I (18m) was scrolling reddit and came across a post about a girl who was gushing over her boyfriend, for some reason it made me just break down.

I know that the title makes me sound immature or overly insecure, but if you could read what I have to say I’d greatly appreciate it.

Seeing this girl talk about the love of her life on a random page and how perfect he is just made me think how I can never be that for someone. This guy seems literally perfect. He enjoys cooking, plays an instrument, is in very good shape, he insists she walks on the inside of the sidewalk, and always remembers to open doors for her. He’s financially stable, he sends her letters just to Suprise her out of the blue, he always does what he says he’ll do and always puts her first. He does this and that, the girl fawns over him, et cetera, et cetera.

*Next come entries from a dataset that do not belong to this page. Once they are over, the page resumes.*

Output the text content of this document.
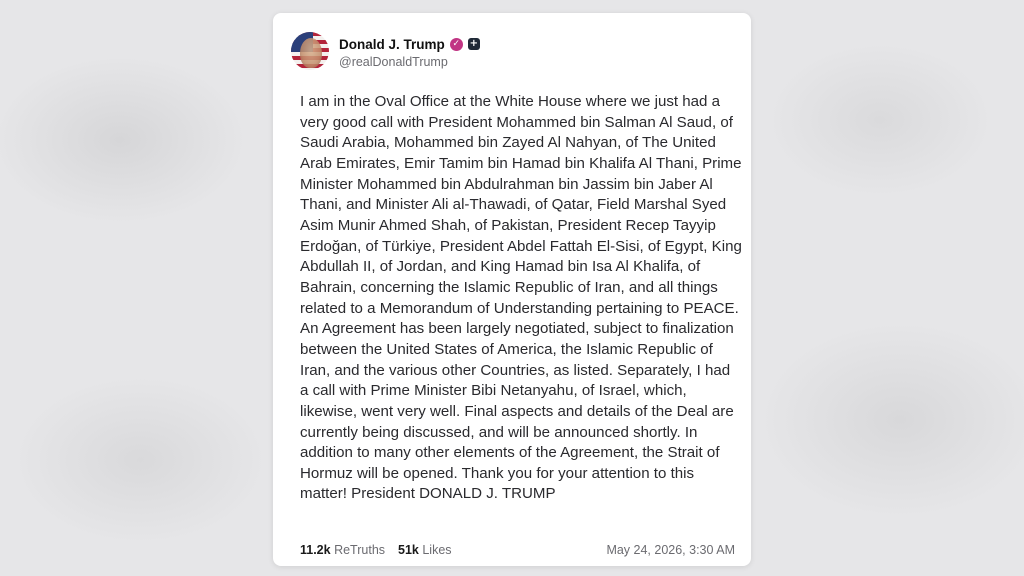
Donald J. Trump ✓ +
@realDonaldTrump
I am in the Oval Office at the White House where we just had a
very good call with President Mohammed bin Salman Al Saud, of
Saudi Arabia, Mohammed bin Zayed Al Nahyan, of The United
Arab Emirates, Emir Tamim bin Hamad bin Khalifa Al Thani, Prime
Minister Mohammed bin Abdulrahman bin Jassim bin Jaber Al
Thani, and Minister Ali al-Thawadi, of Qatar, Field Marshal Syed
Asim Munir Ahmed Shah, of Pakistan, President Recep Tayyip
Erdoğan, of Türkiye, President Abdel Fattah El-Sisi, of Egypt, King
Abdullah II, of Jordan, and King Hamad bin Isa Al Khalifa, of
Bahrain, concerning the Islamic Republic of Iran, and all things
related to a Memorandum of Understanding pertaining to PEACE.
An Agreement has been largely negotiated, subject to finalization
between the United States of America, the Islamic Republic of
Iran, and the various other Countries, as listed. Separately, I had
a call with Prime Minister Bibi Netanyahu, of Israel, which,
likewise, went very well. Final aspects and details of the Deal are
currently being discussed, and will be announced shortly. In
addition to many other elements of the Agreement, the Strait of
Hormuz will be opened. Thank you for your attention to this
matter! President DONALD J. TRUMP
11.2k ReTruths 51k Likes	May 24, 2026, 3:30 AM
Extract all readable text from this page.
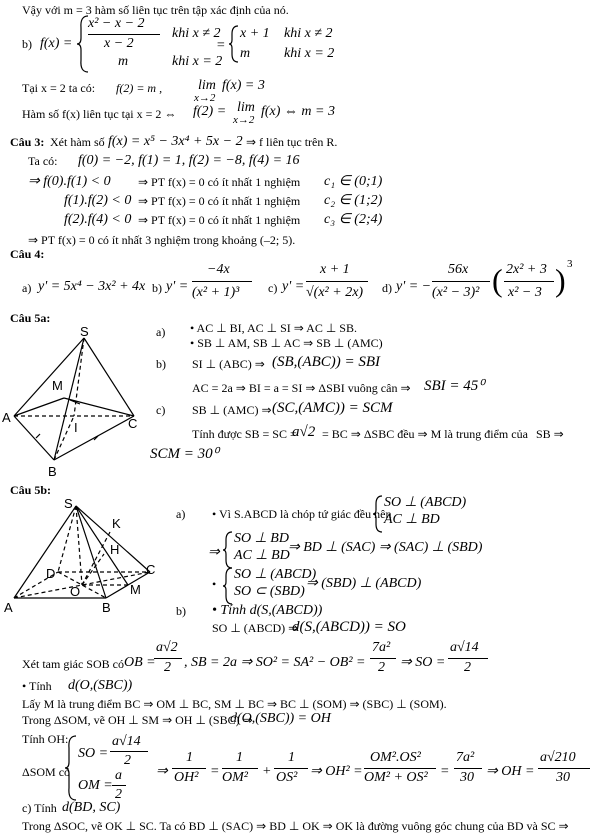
Vậy với m = 3 hàm số liên tục trên tập xác định của nó.
b) f(x) =
x² − x − 2
x − 2
khi x ≠ 2
m	khi x = 2
=
x + 1 khi x ≠ 2
m khi x = 2
Tại x = 2 ta có: f(2) = m ,	lim
x→2
f(x) = 3
Hàm số f(x) liên tục tại x = 2 ⇔ f(2) = lim
x→2
f(x) ⇔ m = 3
Câu 3: Xét hàm số f(x) = x⁵ − 3x⁴ + 5x − 2 ⇒ f liên tục trên R.
Ta có: f(0) = −2, f(1) = 1, f(2) = −8, f(4) = 16
⇒ f(0).f(1) < 0 ⇒ PT f(x) = 0 có ít nhất 1 nghiệm c₁ ∈ (0;1)
f(1).f(2) < 0 ⇒ PT f(x) = 0 có ít nhất 1 nghiệm c₂ ∈ (1;2)
f(2).f(4) < 0 ⇒ PT f(x) = 0 có ít nhất 1 nghiệm c₃ ∈ (2;4)
⇒ PT f(x) = 0 có ít nhất 3 nghiệm trong khoảng (–2; 5).
Câu 4:
a) y' = 5x⁴ − 3x² + 4x b) y' =
−4x
(x² + 1)³ c) y' =
x + 1
√(x² + 2x) d) y' = −
56x
(x² − 3)² ( 2x² + 3
x² − 3 ) 3
Câu 5a:
S
M
A
I	C
B
a) • AC ⊥ BI, AC ⊥ SI ⇒ AC ⊥ SB.
• SB ⊥ AM, SB ⊥ AC ⇒ SB ⊥ (AMC)
b) SI ⊥ (ABC) ⇒ (SB,(ABC)) = SBI
AC = 2a ⇒ BI = a = SI ⇒ ΔSBI vuông cân ⇒ SBI = 45⁰
c) SB ⊥ (AMC) ⇒ (SC,(AMC)) = SCM
Tính được SB = SC =
a√2 = BC ⇒ ΔSBC đều ⇒ M là trung điểm của SB ⇒
SCM = 30⁰
Câu 5b:
S
K
H
D	C
O	M
A	B
a) • Vì S.ABCD là chóp tứ giác đều nên
SO ⊥ (ABCD)
AC ⊥ BD
⇒
SO ⊥ BD
AC ⊥ BD
⇒ BD ⊥ (SAC) ⇒ (SAC) ⊥ (SBD)
•
SO ⊥ (ABCD)
SO ⊂ (SBD)
⇒ (SBD) ⊥ (ABCD)
b) • Tính d(S,(ABCD))
SO ⊥ (ABCD) ⇒
d(S,(ABCD)) = SO
Xét tam giác SOB có OB =
a√2
2 , SB = 2a ⇒ SO² = SA² − OB² =
7a²
2 ⇒ SO =
a√14
2
• Tính d(O,(SBC))
Lấy M là trung điểm BC ⇒ OM ⊥ BC, SM ⊥ BC ⇒ BC ⊥ (SOM) ⇒ (SBC) ⊥ (SOM).
Trong ΔSOM, vẽ OH ⊥ SM ⇒ OH ⊥ (SBC) ⇒
d(O,(SBC)) = OH
Tính OH:
ΔSOM có
SO =
a√14
2
OM =
a
2
⇒
1
OH² =
1
OM² +
1
OS² ⇒ OH² =
OM².OS²
OM² + OS² =
7a²
30 ⇒ OH =
a√210
30
c) Tính d(BD, SC)
Trong ΔSOC, vẽ OK ⊥ SC. Ta có BD ⊥ (SAC) ⇒ BD ⊥ OK ⇒ OK là đường vuông góc chung của BD và SC ⇒
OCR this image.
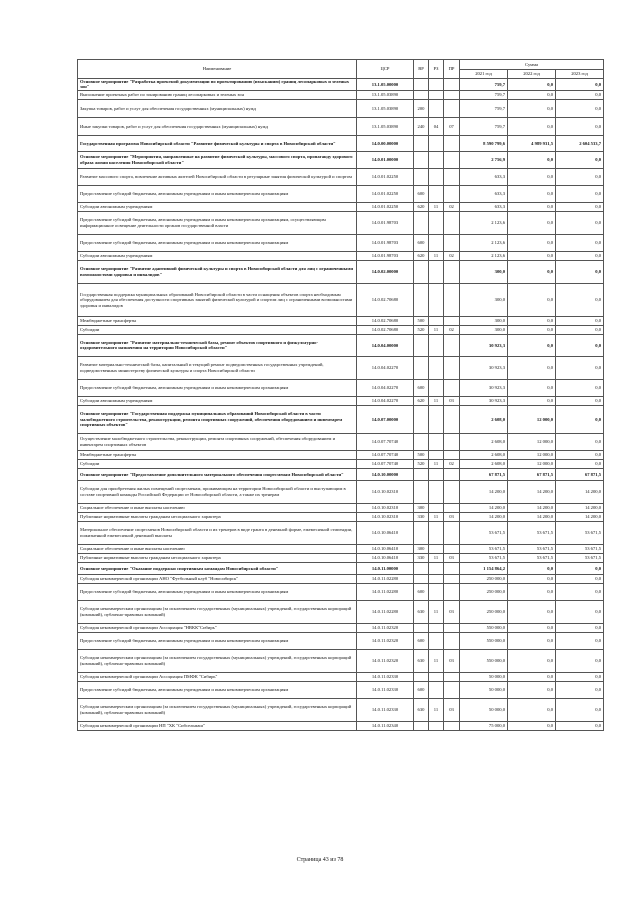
Наименование	ЦСР	ВР	РЗ	ПР	Сумма		
					2021 год	2022 год	2023 год
Основное мероприятие "Разработка проектной документации по проектированию (изысканию) границ лесопарковых и зеленых зон"	13.1.05.00000				759,7	0,0	0,0
Выполнение проектных работ по зонированию границ лесопарковых и зеленых зон	13.1.05.03890				759,7	0,0	0,0
Закупка товаров, работ и услуг для обеспечения государственных (муниципальных) нужд	13.1.05.03890	200			759,7	0,0	0,0
Иные закупки товаров, работ и услуг для обеспечения государственных (муниципальных) нужд	13.1.05.03890	240	04	07	759,7	0,0	0,0
Государственная программа Новосибирской области "Развитие физической культуры и спорта в Новосибирской области"	14.0.00.00000				8 590 799,6	4 989 931,5	2 604 533,7
Основное мероприятие "Мероприятия, направленные на развитие физической культуры, массового спорта, пропаганду здорового образа жизни населения Новосибирской области"	14.0.01.00000				2 756,9	0,0	0,0
Развитие массового спорта, вовлечение активных жителей Новосибирской области в регулярные занятия физической культурой и спортом	14.0.01.02250				633,3	0,0	0,0
Предоставление субсидий бюджетным, автономным учреждениям и иным некоммерческим организациям	14.0.01.02250	600			633,3	0,0	0,0
Субсидии автономным учреждениям	14.0.01.02250	620	11	02	633,3	0,0	0,0
Предоставление субсидий бюджетным, автономным учреждениям и иным некоммерческим организациям, осуществляющим информационное освещение деятельности органов государственной власти	14.0.01.98703				2 123,6	0,0	0,0
Предоставление субсидий бюджетным, автономным учреждениям и иным некоммерческим организациям	14.0.01.98703	600			2 123,6	0,0	0,0
Субсидии автономным учреждениям	14.0.01.98703	620	11	02	2 123,6	0,0	0,0
Основное мероприятие "Развитие адаптивной физической культуры и спорта в Новосибирской области для лиц с ограниченными возможностями здоровья и инвалидов"	14.0.02.00000				300,0	0,0	0,0
Государственная поддержка муниципальных образований Новосибирской области в части оснащения объектов спорта необходимым оборудованием для обеспечения доступности спортивных занятий физической культурой и спортом лиц с ограниченными возможностями здоровья и инвалидов	14.0.02.70680				300,0	0,0	0,0
Межбюджетные трансферты	14.0.02.70680	500			300,0	0,0	0,0
Субсидии	14.0.02.70680	520	11	02	300,0	0,0	0,0
Основное мероприятие "Развитие материально-технической базы, ремонт объектов спортивного и физкультурно-оздоровительного назначения на территории Новосибирской области"	14.0.04.00000				30 923,3	0,0	0,0
Развитие материально-технической базы, капитальный и текущий ремонт подведомственных государственных учреждений, подведомственных министерству физической культуры и спорта Новосибирской области	14.0.04.02270				30 923,3	0,0	0,0
Предоставление субсидий бюджетным, автономным учреждениям и иным некоммерческим организациям	14.0.04.02270	600			30 923,3	0,0	0,0
Субсидии автономным учреждениям	14.0.04.02270	620	11	03	30 923,3	0,0	0,0
Основное мероприятие "Государственная поддержка муниципальных образований Новосибирской области в части малобюджетного строительства, реконструкции, ремонта спортивных сооружений, обеспечения оборудованием и инвентарем спортивных объектов"	14.0.07.00000				2 608,0	12 000,0	0,0
Осуществление малобюджетного строительства, реконструкции, ремонта спортивных сооружений, обеспечения оборудованием и инвентарем спортивных объектов	14.0.07.70740				2 608,0	12 000,0	0,0
Межбюджетные трансферты	14.0.07.70740	500			2 608,0	12 000,0	0,0
Субсидии	14.0.07.70740	520	11	02	2 608,0	12 000,0	0,0
Основное мероприятие "Предоставление дополнительного материального обеспечения спортсменам Новосибирской области"	14.0.10.00000				67 871,5	67 871,5	67 871,5
Субсидии для приобретения жилых помещений спортсменам, проживающим на территории Новосибирской области и выступающим в составе спортивной команды Российской Федерации от Новосибирской области, а также их тренерам	14.0.10.02310				14 200,0	14 200,0	14 200,0
Социальное обеспечение и иные выплаты населению	14.0.10.02310	300			14 200,0	14 200,0	14 200,0
Публичные нормативные выплаты гражданам несоциального характера	14.0.10.02310	330	11	03	14 200,0	14 200,0	14 200,0
Материальное обеспечение спортсменов Новосибирской области и их тренеров в виде гранта в денежной форме, ежемесячной стипендии, пожизненной ежемесячной денежной выплаты	14.0.10.06410				53 671,5	53 671,5	53 671,5
Социальное обеспечение и иные выплаты населению	14.0.10.06410	300			53 671,5	53 671,5	53 671,5
Публичные нормативные выплаты гражданам несоциального характера	14.0.10.06410	330	11	03	53 671,5	53 671,5	53 671,5
Основное мероприятие "Оказание поддержки спортивным командам Новосибирской области"	14.0.11.00000				1 154 864,2	0,0	0,0
Субсидия некоммерческой организации АНО "Футбольный клуб "Новосибирск"	14.0.11.02280				250 000,0	0,0	0,0
Предоставление субсидий бюджетным, автономным учреждениям и иным некоммерческим организациям	14.0.11.02280	600			250 000,0	0,0	0,0
Субсидии некоммерческим организациям (за исключением государственных (муниципальных) учреждений, государственных корпораций (компаний), публично-правовых компаний)	14.0.11.02280	630	11	03	250 000,0	0,0	0,0
Субсидия некоммерческой организации Ассоциация "НВКК"Сибирь"	14.0.11.02320				550 000,0	0,0	0,0
Предоставление субсидий бюджетным, автономным учреждениям и иным некоммерческим организациям	14.0.11.02320	600			550 000,0	0,0	0,0
Субсидии некоммерческим организациям (за исключением государственных (муниципальных) учреждений, государственных корпораций (компаний), публично-правовых компаний)	14.0.11.02320	630	11	03	550 000,0	0,0	0,0
Субсидия некоммерческой организации Ассоциация ПМФК "Сибирь"	14.0.11.02330				50 000,0	0,0	0,0
Предоставление субсидий бюджетным, автономным учреждениям и иным некоммерческим организациям	14.0.11.02330	600			50 000,0	0,0	0,0
Субсидии некоммерческим организациям (за исключением государственных (муниципальных) учреждений, государственных корпораций (компаний), публично-правовых компаний)	14.0.11.02330	630	11	03	50 000,0	0,0	0,0
Субсидия некоммерческой организации НП "ХК "Сибсельмаш"	14.0.11.02340				75 000,0	0,0	0,0
Страница 43 из 78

I really want to be like that for someone, but Im afraid I don’t meet/ won’t ever meet the status quo. Sure I don’t go to the gym, but I’m fairly tall (6’1), I eat good, I walk almost everywhere, whether that’s to my job or to my classes so I’m not unhealthy. I’ve tried to learn instruments with no success, but I love viewing and creating art, drawing, photography. I’ve been drawing for around 4 years myself and finally starting to learn how to draw anatomy figures and I think I’m pretty passionate about the process.

Of course I want to keep the future love of my life happy but I also know I’m dumber than a bag of bricks and there will always be one time when I forget to hold the door open for her or I raise my voice a little too loud because I’m not thinking right and I’ll beat myself up thinking about it for 72 hours afterwards even if she didn’t really care in the grand scheme of things

But the bottom line is that sure, maybe I have a few things going for me, but compared to the “ideal man” I feel like I have jack shit. I’m worried that I’ll never meet the standards that a woman is looking for in a man and I won’t find love for a long time if even at all. I think of myself as an insecure child who doesn’t improve himself and in turn is unlovable.

(I’m aware this is the dumb teenage puppy love mindset talking) but I just want to be able to have someone in my life that I can hold close and care for with all my being, someone I can just cuddle with on our couch in the morning with some coffee or tea and chat about boring mundane everyday things in our distorted morning voices. I want someone that lets me carefully brush her hair when shes washing up because she whole heartedly trusts me, someone who’s face just smiles a tiny bit more when I buy some of her favourite ice cream when she’s having a really rough day. And maybe even someone who’s honest and tells me when I do shit wrong and gives me encouragement to make myself a better person yknow?

The thing is right now in this point in time, I know I’m not ready for a relationship. I have poor communication skills and can’t talk to girls my age like a normal human being to save my life, I’m not financially stable by any means, I have a handful of bad habits and addictions that I struggle with that could ruin a marriage. So until I get that stuff sorted out, I fully believe It’s better that I don’t have a partner or even any options.

But I still cry thinking about the warm comforting embrace of another person when I sleep in my bed every single night, and that fucking sucks.

I’m sorry if this felt like a im14andthisisdeep kinda post, it’s late and I’m tired and I needed to write this out. I wanted answers even though I don’t really know what I’m asking for.